Se és o Filho de Deus, desce da cruz.
Nossa Senhora escutava as palavras de seu Filho, unindo-se à sua dor; Meu Deus, meu Deus, por que me desamparaste?
Que podia Ela fazer? Fundir-se com o amor Redentor de seu Filho, oferecer ao Pai a dor imensa - como uma espada afiada - que trespassava o seu Coração puro.

De novo Jesus se sente confortado com essa presença discreta e amorosa de sua Mãe. Maria não grita, não corre de um lado para outro...
Stabat: está de pé, junto ao Filho.
É então que Jesus olha para Ela, dirigindo depois o olhar para João. E exclama: - Mulher, aí tens o teu filho. Depois diz ao discípulo: Aí tens a tua Mãe.

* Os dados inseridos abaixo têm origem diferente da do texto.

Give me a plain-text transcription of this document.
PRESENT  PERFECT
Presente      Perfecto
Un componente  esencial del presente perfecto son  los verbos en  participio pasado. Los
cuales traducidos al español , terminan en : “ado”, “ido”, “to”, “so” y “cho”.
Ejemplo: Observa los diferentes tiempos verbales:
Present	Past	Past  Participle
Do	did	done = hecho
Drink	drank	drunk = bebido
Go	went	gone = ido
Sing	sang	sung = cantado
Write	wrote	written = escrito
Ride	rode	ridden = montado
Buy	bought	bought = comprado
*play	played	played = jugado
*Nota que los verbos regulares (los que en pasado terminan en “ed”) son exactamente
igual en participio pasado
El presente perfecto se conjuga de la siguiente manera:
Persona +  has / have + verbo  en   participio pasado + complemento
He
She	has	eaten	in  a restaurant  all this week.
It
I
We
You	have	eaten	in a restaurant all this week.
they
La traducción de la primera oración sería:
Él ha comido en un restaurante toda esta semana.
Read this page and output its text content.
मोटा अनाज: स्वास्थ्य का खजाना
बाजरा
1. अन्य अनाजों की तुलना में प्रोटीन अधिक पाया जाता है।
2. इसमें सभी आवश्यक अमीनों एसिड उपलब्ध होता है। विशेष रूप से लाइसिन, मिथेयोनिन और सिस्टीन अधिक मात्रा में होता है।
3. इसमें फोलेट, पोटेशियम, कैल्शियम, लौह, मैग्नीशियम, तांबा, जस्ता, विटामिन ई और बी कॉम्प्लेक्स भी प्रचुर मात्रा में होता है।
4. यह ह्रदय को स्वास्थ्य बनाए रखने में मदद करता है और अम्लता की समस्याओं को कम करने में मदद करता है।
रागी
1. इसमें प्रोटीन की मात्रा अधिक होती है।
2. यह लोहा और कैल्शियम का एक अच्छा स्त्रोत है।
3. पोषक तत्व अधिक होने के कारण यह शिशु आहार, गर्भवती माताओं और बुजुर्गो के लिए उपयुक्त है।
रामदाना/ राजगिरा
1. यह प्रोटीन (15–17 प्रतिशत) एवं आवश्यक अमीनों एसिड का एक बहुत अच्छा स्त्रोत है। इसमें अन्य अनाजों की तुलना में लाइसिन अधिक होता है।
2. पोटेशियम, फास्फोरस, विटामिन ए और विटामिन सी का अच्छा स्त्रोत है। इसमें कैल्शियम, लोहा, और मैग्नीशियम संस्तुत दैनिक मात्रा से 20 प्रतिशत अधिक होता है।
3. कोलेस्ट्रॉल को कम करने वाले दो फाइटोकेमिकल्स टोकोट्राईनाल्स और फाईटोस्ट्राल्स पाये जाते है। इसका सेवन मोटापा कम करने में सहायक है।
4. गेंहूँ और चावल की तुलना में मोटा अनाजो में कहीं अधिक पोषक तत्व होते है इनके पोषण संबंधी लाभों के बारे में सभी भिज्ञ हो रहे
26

Em João, Cristo confia à sua Mãe todos os homens e especialmente os seus discípulos, os que haviam de acreditar n'Ele.

Felix culpa, canta a Igreja, feliz culpa, porque nos fez ter tal e tão grande Redentor!
Feliz culpa, podemos acrescentar também, que nos mereceu receber por Mãe, Santa Maria!
Já estamos seguros, já nada nos deve preocupar, porque Nossa Se­nhora, coroada Rainha dos Céus e da Terra, é a omnipotência suplicante diante de Deus. Jesus não pode negar nada a Maria, nem tão pouco a nós, filhos da sua própria Mãe.